Antoine, comme tout marin, n’aime pas être au port. Il ne se sent vraiment bien que lorsque le bateau est en mer. Avant de s’engager avec SOS MEDITERRANEE, il avait déjà une expérience de volontariat en mer pour la protection de l’environnement. Avec l’association Sea Shepherd France il était allé en mission aux îles Féroé pour assurer la protection des dauphins globicéphales noirs, puis en Méditerranée pour lutter contre la pollution par les déchets plastiques, les filets fantômes et le braconnage. « L’humain et l’environnement, pour moi tout est lié » explique l’écolo du bateau. A bord, il veille d’ailleurs à ce que tout le monde respecte la propreté, il court les emballages plastiques des biscuits énergétiques – aussi connus sous le nom de PP5 – distribués par MSF aux réfugiés à leur arrivée sur le bateau. S’il y a une chose qu’Antoine ne supporte pas, c’est qu’on pollue la mer, alors il enseigne aux hôtes de l’Aquarius à respecter cet équilibre.

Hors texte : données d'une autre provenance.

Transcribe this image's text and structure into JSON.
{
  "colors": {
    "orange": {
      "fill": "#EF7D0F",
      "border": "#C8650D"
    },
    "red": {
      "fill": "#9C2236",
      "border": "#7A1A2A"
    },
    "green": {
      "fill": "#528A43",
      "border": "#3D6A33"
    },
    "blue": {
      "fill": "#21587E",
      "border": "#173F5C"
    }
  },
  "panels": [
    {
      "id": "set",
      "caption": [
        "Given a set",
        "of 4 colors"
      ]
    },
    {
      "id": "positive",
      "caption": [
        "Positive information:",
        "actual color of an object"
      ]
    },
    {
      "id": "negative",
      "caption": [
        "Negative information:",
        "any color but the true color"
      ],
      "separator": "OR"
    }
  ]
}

Si dans son entourage, tout le monde ne comprend pas toujours son engagement, Antoine lui  sait que son expérience à bord de l’Aquarius a changé sa vision du monde. « Pour comprendre ce qu’il se passe en Méditerranée, il faut s’y intéresser » dit-il. «Il faut que les médias transmettent un message différent. Les migrants fuient leurs pays, ils ne sont pas heureux de quitter leur famille, ils ne viennent pas en Europe pour voler le travail. Ils viennent ici pour survivre, il faut arrêter de diaboliser ces personnes ! ».